As I continue on my journey of constant learning, I'm reminded at almost every step of how forgetful we humans can be. We learn a lesson and think, This is great!, yet as time goes by, the knowledge falls away until we come across the lesson again.
Here's a case in point:
I know the importance of including the five senses in order to make scenes more vivid, which in turn involves readers to a much higher degree, and have even written about and lectured on the topic. Yet only today while reading writer and editor Sol Stein's chapter on the five senses in Stein on Writing, I realized I have backed off studying and portraying touch, taste and smell, senses writers typically forget.

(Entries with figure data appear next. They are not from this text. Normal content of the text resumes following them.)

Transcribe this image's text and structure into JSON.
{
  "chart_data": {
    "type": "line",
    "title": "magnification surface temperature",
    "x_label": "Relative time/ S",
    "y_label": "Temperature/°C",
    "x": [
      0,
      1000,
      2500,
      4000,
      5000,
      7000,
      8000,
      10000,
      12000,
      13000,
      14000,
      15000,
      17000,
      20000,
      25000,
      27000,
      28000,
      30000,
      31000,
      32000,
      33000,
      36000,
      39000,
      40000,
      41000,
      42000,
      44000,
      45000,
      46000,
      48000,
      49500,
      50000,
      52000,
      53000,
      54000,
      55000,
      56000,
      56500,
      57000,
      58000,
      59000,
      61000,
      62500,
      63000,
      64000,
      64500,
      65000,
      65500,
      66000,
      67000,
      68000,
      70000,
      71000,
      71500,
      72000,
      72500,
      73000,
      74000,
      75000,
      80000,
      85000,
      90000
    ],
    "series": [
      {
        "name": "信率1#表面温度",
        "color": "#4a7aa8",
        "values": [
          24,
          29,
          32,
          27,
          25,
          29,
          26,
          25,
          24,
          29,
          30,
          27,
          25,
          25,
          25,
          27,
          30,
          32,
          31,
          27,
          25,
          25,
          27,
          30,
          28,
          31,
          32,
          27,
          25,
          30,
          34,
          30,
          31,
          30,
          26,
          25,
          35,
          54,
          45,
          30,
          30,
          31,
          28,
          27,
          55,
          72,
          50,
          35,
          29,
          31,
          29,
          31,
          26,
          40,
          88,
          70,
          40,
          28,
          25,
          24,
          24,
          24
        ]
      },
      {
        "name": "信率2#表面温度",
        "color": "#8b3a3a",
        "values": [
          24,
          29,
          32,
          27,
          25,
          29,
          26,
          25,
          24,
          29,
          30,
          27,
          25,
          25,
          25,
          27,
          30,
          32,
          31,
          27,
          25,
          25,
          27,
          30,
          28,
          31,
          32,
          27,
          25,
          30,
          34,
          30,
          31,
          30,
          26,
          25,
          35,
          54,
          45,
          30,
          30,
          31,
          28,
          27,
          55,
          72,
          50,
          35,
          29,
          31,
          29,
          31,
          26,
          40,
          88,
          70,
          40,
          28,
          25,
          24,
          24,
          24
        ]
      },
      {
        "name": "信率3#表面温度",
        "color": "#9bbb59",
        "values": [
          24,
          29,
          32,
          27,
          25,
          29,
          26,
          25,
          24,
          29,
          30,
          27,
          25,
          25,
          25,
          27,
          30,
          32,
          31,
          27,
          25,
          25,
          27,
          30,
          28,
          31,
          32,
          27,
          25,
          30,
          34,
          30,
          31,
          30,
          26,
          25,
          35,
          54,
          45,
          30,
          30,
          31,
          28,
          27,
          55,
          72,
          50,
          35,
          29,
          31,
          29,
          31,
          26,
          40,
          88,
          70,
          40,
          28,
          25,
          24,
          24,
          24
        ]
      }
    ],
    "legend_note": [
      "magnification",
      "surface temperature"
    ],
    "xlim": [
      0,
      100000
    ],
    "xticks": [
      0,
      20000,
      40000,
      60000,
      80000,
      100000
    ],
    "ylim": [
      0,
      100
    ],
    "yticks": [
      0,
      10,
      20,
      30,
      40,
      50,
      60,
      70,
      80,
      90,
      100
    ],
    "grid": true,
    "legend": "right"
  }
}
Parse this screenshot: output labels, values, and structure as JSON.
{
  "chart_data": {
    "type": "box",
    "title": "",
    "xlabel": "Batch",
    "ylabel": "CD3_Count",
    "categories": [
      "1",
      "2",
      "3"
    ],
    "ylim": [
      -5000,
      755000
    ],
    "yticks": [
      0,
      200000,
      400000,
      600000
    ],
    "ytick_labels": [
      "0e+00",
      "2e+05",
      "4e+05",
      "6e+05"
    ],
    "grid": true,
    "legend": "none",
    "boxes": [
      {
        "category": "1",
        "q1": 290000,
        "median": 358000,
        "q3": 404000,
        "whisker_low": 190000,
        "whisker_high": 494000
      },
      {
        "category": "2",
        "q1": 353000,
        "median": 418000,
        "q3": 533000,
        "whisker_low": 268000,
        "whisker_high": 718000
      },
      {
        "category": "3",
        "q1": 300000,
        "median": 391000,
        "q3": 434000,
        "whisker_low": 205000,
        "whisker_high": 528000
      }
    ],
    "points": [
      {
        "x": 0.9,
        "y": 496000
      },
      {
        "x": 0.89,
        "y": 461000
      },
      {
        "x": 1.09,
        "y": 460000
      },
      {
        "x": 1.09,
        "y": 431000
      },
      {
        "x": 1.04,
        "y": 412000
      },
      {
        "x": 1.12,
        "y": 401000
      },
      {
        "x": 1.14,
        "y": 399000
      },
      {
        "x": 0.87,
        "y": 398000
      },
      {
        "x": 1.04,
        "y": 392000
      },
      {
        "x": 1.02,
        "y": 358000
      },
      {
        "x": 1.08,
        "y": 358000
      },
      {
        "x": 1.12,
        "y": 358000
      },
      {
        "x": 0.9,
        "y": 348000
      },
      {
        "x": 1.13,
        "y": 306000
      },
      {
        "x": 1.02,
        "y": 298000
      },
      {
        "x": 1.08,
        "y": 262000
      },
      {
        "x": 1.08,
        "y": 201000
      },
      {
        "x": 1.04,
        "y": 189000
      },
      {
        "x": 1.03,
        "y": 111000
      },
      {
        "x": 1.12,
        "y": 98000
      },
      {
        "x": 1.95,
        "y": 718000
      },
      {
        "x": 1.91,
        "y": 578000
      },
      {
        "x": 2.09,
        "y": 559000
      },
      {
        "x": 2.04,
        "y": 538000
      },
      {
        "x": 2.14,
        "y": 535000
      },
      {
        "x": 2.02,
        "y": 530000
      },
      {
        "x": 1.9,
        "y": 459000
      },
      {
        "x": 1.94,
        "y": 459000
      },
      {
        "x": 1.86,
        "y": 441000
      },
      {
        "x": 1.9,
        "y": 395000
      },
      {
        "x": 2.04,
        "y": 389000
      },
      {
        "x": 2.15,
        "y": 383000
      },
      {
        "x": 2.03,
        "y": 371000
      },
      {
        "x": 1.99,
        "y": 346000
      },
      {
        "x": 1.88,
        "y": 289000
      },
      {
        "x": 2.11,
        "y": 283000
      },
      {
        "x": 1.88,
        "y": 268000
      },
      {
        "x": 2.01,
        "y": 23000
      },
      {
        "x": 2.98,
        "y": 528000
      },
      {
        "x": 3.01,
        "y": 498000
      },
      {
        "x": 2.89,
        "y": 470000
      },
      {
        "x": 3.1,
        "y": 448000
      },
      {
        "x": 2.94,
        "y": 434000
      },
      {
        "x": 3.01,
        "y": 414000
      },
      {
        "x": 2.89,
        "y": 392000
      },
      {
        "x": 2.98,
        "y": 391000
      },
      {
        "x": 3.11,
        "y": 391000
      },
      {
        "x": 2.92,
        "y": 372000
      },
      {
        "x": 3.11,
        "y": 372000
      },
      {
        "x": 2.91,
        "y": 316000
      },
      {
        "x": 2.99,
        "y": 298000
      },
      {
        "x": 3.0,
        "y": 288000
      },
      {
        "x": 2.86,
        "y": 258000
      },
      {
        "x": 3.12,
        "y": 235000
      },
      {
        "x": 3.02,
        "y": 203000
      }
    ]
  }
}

The thought occurred after reading an exercise Stein proposes: to listen to a cat and phonetically spell the animal's various sounds. I don't have a cat, but immediately understood Stein's point: if we stopped to think about how something really sounds, feels, tastes, looks and smells, we'd find that the reality has little to do with the cliches we carelessly dredge up and drop into place while preoccupied with writing. We're so concerned about the overall story, we throw in a meow when necessary, even though the word bears almost no resemblance to the many sounds a cat makes.
Another exercise Stein suggests is to describe the shape and feel of your keychain. Can't do the exercise without reaching into your pocket or purse for a quick feel? Most of us couldn't, which leads to his second point:
We might be average folks in our daily lives, but as writers, we've got to be exceptional in our ability to slow down and scrutinize a scene via all five senses, which means tossing out the cliches—
• the dusky smell of a rose
• the scritch-scratch of her pantyhose as she walked
• his prickly, unshaven face
• the sour taste of bile
—in favor of sensory details that drop readers a mile deeper into the action.
For a deeper appreciation of the senses, Stein suggests Diane Ackerman's The Natural History of the Senses.
Thus concludes this lesson on the importance of re-learning lessons, no matter how basic. And if you happen to miss this entry, fear not. I'll no doubt be reiterating the subject again, and again, and again.